Abstract

Episodes of glaciation in the region north of Baffin Bay resulted in the erosion of Paleozoic carbonate outcrops in NW Greenland and the Canadian High Arctic. These events are recognized in the marine sediments of Baffin Bay (BB) as a series of detrital carbonate-rich (DC-) layers. BBDC-layers thin southward within Baffin Bay; thus, the contribution of Baffin Bay ice-rafted carbonate-rich sediments to the North Atlantic is probably slight, especially compared with sediment output from Hudson Strait during Heinrich events. We reexamine (cf. Aksu, 1981) a series of nine piston cores from the axis of Baffin Bay and across the Davis Strait sill and provide a suite of 21 AMS 14C dates on foramininfera which bracket the ages of several DC-layers. The onset of the last DC event is dated in six cores and has an age of ca. 12.4 ka. In northern and central Baffin Bay a thick DC-layer occurs at around 4 m in the cores and is dated >40 ka. There were three to six DC intervening events.

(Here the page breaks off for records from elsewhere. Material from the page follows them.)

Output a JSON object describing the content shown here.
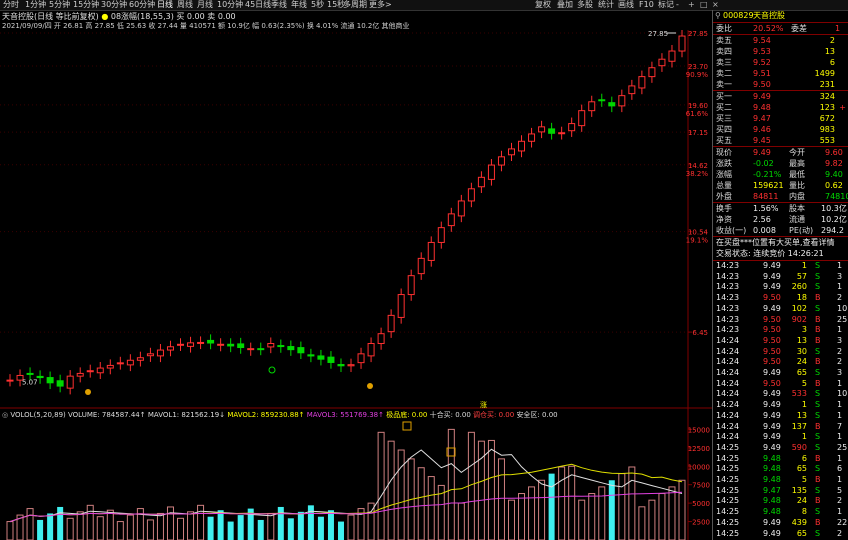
{
  "toolbar": {
    "timeframes": [
      "分时",
      "1分钟",
      "5分钟",
      "15分钟",
      "30分钟",
      "60分钟",
      "日线",
      "周线",
      "月线",
      "10分钟",
      "45日线",
      "季线",
      "年线",
      "5秒",
      "15秒",
      "多周期",
      "更多>"
    ],
    "right_buttons": [
      "复权",
      "叠加",
      "多股",
      "统计",
      "画线",
      "F10",
      "标记",
      "-"
    ],
    "window_controls": [
      "+",
      "□",
      "×"
    ]
  },
  "chart_info": {
    "line1_name": "天音控股(日线 等比前复权)",
    "line1_rest": "08涨幅(18,55,3)  买 0.00  卖 0.00",
    "line2": "2021/09/09/四 开 26.81 高 27.85 低 25.63 收 27.44 量 410571 额 10.9亿 幅 0.63(2.35%) 换 4.01% 流通 10.2亿 其他商业"
  },
  "price_axis": {
    "labels": [
      "27.85",
      "23.70",
      "19.60",
      "17.15",
      "14.62",
      "10.54",
      "6.45"
    ],
    "pct_labels": [
      "",
      "90.9%",
      "61.6%",
      "",
      "38.2%",
      "19.1%",
      ""
    ]
  },
  "annotations": {
    "peak_label": "27.85",
    "low_label": "5.07",
    "bottom_marker": "涨"
  },
  "volume_info": {
    "name": "VOLOL(5,20,89)",
    "volume": "VOLUME: 784587.44↑",
    "mavol1": "MAVOL1: 821562.19↓",
    "mavol2": "MAVOL2: 859230.88↑",
    "mavol3": "MAVOL3: 551769.38↑",
    "extra1": "极品底: 0.00",
    "extra2": "十合买: 0.00",
    "extra3": "调仓买: 0.00",
    "extra4": "安全区: 0.00"
  },
  "volume_axis": {
    "labels": [
      "15000",
      "12500",
      "10000",
      "7500",
      "5000",
      "2500"
    ]
  },
  "stock": {
    "code": "000829",
    "name": "天音控股"
  },
  "order_book": {
    "weibi_label": "委比",
    "weibi_value": "20.52%",
    "weicha_label": "委差",
    "weicha_value": "1",
    "asks": [
      {
        "label": "卖五",
        "price": "9.54",
        "vol": "2"
      },
      {
        "label": "卖四",
        "price": "9.53",
        "vol": "13"
      },
      {
        "label": "卖三",
        "price": "9.52",
        "vol": "6"
      },
      {
        "label": "卖二",
        "price": "9.51",
        "vol": "1499"
      },
      {
        "label": "卖一",
        "price": "9.50",
        "vol": "231"
      }
    ],
    "bids": [
      {
        "label": "买一",
        "price": "9.49",
        "vol": "324"
      },
      {
        "label": "买二",
        "price": "9.48",
        "vol": "123"
      },
      {
        "label": "买三",
        "price": "9.47",
        "vol": "672"
      },
      {
        "label": "买四",
        "price": "9.46",
        "vol": "983"
      },
      {
        "label": "买五",
        "price": "9.45",
        "vol": "553"
      }
    ],
    "bid2_flag": "+"
  },
  "quote": {
    "rows": [
      {
        "l1": "现价",
        "v1": "9.49",
        "l2": "今开",
        "v2": "9.60"
      },
      {
        "l1": "涨跌",
        "v1": "-0.02",
        "l2": "最高",
        "v2": "9.82"
      },
      {
        "l1": "涨幅",
        "v1": "-0.21%",
        "l2": "最低",
        "v2": "9.40"
      },
      {
        "l1": "总量",
        "v1": "159621",
        "l2": "量比",
        "v2": "0.62"
      },
      {
        "l1": "外盘",
        "v1": "84811",
        "l2": "内盘",
        "v2": "74810"
      }
    ],
    "rows2": [
      {
        "l1": "换手",
        "v1": "1.56%",
        "l2": "股本",
        "v2": "10.3亿"
      },
      {
        "l1": "净资",
        "v1": "2.56",
        "l2": "流通",
        "v2": "10.2亿"
      },
      {
        "l1": "收益(一)",
        "v1": "0.008",
        "l2": "PE(动)",
        "v2": "294.2"
      }
    ],
    "notice": "在买盘***位置有大买单,查看详情",
    "status": "交易状态: 连续竞价 14:26:21"
  },
  "ticks": [
    {
      "t": "14:23",
      "p": "9.49",
      "v": "1",
      "f": "S",
      "n": "1"
    },
    {
      "t": "14:23",
      "p": "9.49",
      "v": "57",
      "f": "S",
      "n": "3"
    },
    {
      "t": "14:23",
      "p": "9.49",
      "v": "260",
      "f": "S",
      "n": "1"
    },
    {
      "t": "14:23",
      "p": "9.50",
      "v": "18",
      "f": "B",
      "n": "2"
    },
    {
      "t": "14:23",
      "p": "9.49",
      "v": "102",
      "f": "S",
      "n": "10"
    },
    {
      "t": "14:23",
      "p": "9.50",
      "v": "902",
      "f": "B",
      "n": "25"
    },
    {
      "t": "14:23",
      "p": "9.50",
      "v": "3",
      "f": "B",
      "n": "1"
    },
    {
      "t": "14:24",
      "p": "9.50",
      "v": "13",
      "f": "B",
      "n": "3"
    },
    {
      "t": "14:24",
      "p": "9.50",
      "v": "30",
      "f": "S",
      "n": "2"
    },
    {
      "t": "14:24",
      "p": "9.50",
      "v": "24",
      "f": "B",
      "n": "2"
    },
    {
      "t": "14:24",
      "p": "9.49",
      "v": "65",
      "f": "S",
      "n": "3"
    },
    {
      "t": "14:24",
      "p": "9.50",
      "v": "5",
      "f": "B",
      "n": "1"
    },
    {
      "t": "14:24",
      "p": "9.49",
      "v": "533",
      "f": "S",
      "n": "10"
    },
    {
      "t": "14:24",
      "p": "9.49",
      "v": "1",
      "f": "S",
      "n": "1"
    },
    {
      "t": "14:24",
      "p": "9.49",
      "v": "13",
      "f": "S",
      "n": "1"
    },
    {
      "t": "14:24",
      "p": "9.49",
      "v": "137",
      "f": "B",
      "n": "7"
    },
    {
      "t": "14:24",
      "p": "9.49",
      "v": "1",
      "f": "S",
      "n": "1"
    },
    {
      "t": "14:25",
      "p": "9.49",
      "v": "590",
      "f": "S",
      "n": "25"
    },
    {
      "t": "14:25",
      "p": "9.48",
      "v": "6",
      "f": "B",
      "n": "1"
    },
    {
      "t": "14:25",
      "p": "9.48",
      "v": "65",
      "f": "S",
      "n": "6"
    },
    {
      "t": "14:25",
      "p": "9.48",
      "v": "5",
      "f": "B",
      "n": "1"
    },
    {
      "t": "14:25",
      "p": "9.47",
      "v": "135",
      "f": "S",
      "n": "5"
    },
    {
      "t": "14:25",
      "p": "9.48",
      "v": "24",
      "f": "B",
      "n": "2"
    },
    {
      "t": "14:25",
      "p": "9.48",
      "v": "8",
      "f": "S",
      "n": "1"
    },
    {
      "t": "14:25",
      "p": "9.49",
      "v": "439",
      "f": "B",
      "n": "22"
    },
    {
      "t": "14:25",
      "p": "9.49",
      "v": "65",
      "f": "S",
      "n": "2"
    }
  ],
  "colors": {
    "up": "#ff3030",
    "down": "#00d800",
    "volume_up": "#d08080",
    "volume_down": "#40f0f0",
    "text_yellow": "#ffff00"
  }
}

The youngest BBDC event (possibly a double event) lags Heinrich event 1 (H-1) off Hudson Strait, dated at 14.5 ka, but it is coeval with the pronounced warming seen in GISP2 records from the Greenland Ice Sheet during interstadial #1. We hypothesize that BBDC episodes are coeval with major interstadial δ 18O peaks from GISP2 and other Greenland ice core records and are caused by or associated with the advection of Atlantic Water into Baffin Bay (cf. Hiscott et al., 1989) and the subsequent rapid retreat of ice streams in the northern approaches to Baffin Bay.